Posted by guest , Oct 01, 2008 9:25AM
all your theories,re: short selling, greeks,vol, etc will serve you well on the unemployment line.
50% of you will be driving taxis in the next 12 months.
LOL!!!!
Posted by guest , Oct 01, 2008 10:48AM
@23
Because they may be overvalued. I'm not going to draw a trading strategy for you, but suffice to say that without shorting, they can jump 10% on the day and crash right back down because market makers have no competition. They're already inefficient, so sucking more liquidity out of them makes them even less so. Why would you want to do that.

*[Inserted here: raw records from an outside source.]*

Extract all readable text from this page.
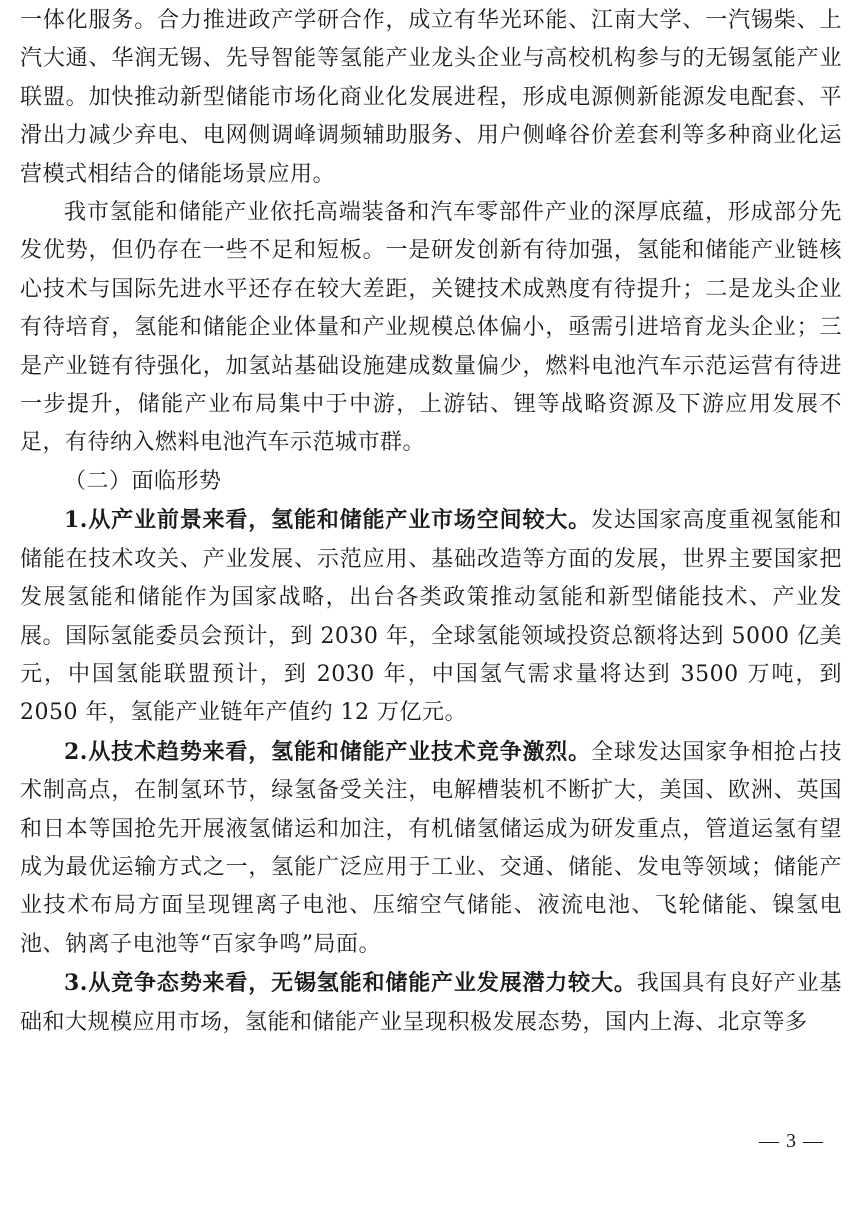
一体化服务。合力推进政产学研合作，成立有华光环能、江南大学、一汽锡柴、上汽大通、华润无锡、先导智能等氢能产业龙头企业与高校机构参与的无锡氢能产业联盟。加快推动新型储能市场化商业化发展进程，形成电源侧新能源发电配套、平滑出力减少弃电、电网侧调峰调频辅助服务、用户侧峰谷价差套利等多种商业化运营模式相结合的储能场景应用。

我市氢能和储能产业依托高端装备和汽车零部件产业的深厚底蕴，形成部分先发优势，但仍存在一些不足和短板。一是研发创新有待加强，氢能和储能产业链核心技术与国际先进水平还存在较大差距，关键技术成熟度有待提升；二是龙头企业有待培育，氢能和储能企业体量和产业规模总体偏小，亟需引进培育龙头企业；三是产业链有待强化，加氢站基础设施建成数量偏少，燃料电池汽车示范运营有待进一步提升，储能产业布局集中于中游，上游钴、锂等战略资源及下游应用发展不足，有待纳入燃料电池汽车示范城市群。

（二）面临形势

1.从产业前景来看，氢能和储能产业市场空间较大。发达国家高度重视氢能和储能在技术攻关、产业发展、示范应用、基础改造等方面的发展，世界主要国家把发展氢能和储能作为国家战略，出台各类政策推动氢能和新型储能技术、产业发展。国际氢能委员会预计，到 2030 年，全球氢能领域投资总额将达到 5000 亿美元，中国氢能联盟预计，到 2030 年，中国氢气需求量将达到 3500 万吨，到 2050 年，氢能产业链年产值约 12 万亿元。

2.从技术趋势来看，氢能和储能产业技术竞争激烈。全球发达国家争相抢占技术制高点，在制氢环节，绿氢备受关注，电解槽装机不断扩大，美国、欧洲、英国和日本等国抢先开展液氢储运和加注，有机储氢储运成为研发重点，管道运氢有望成为最优运输方式之一，氢能广泛应用于工业、交通、储能、发电等领域；储能产业技术布局方面呈现锂离子电池、压缩空气储能、液流电池、飞轮储能、镍氢电池、钠离子电池等“百家争鸣”局面。

3.从竞争态势来看，无锡氢能和储能产业发展潜力较大。我国具有良好产业基础和大规模应用市场，氢能和储能产业呈现积极发展态势，国内上海、北京等多

— 3 —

WRT options premiums - what makes you think that the premiums are mispriced. If that's the only way you can short, then you're going to pay up. More rents for the options market maker but a lower options implied stock price for you. Even when you can short normally, the market in vol can be so wide (in options) that it destroys all your edge in a long/short trade. So, you won't do that trade at all if you have to use options. It's important to remember that a lot of shorting is for hedging purposes.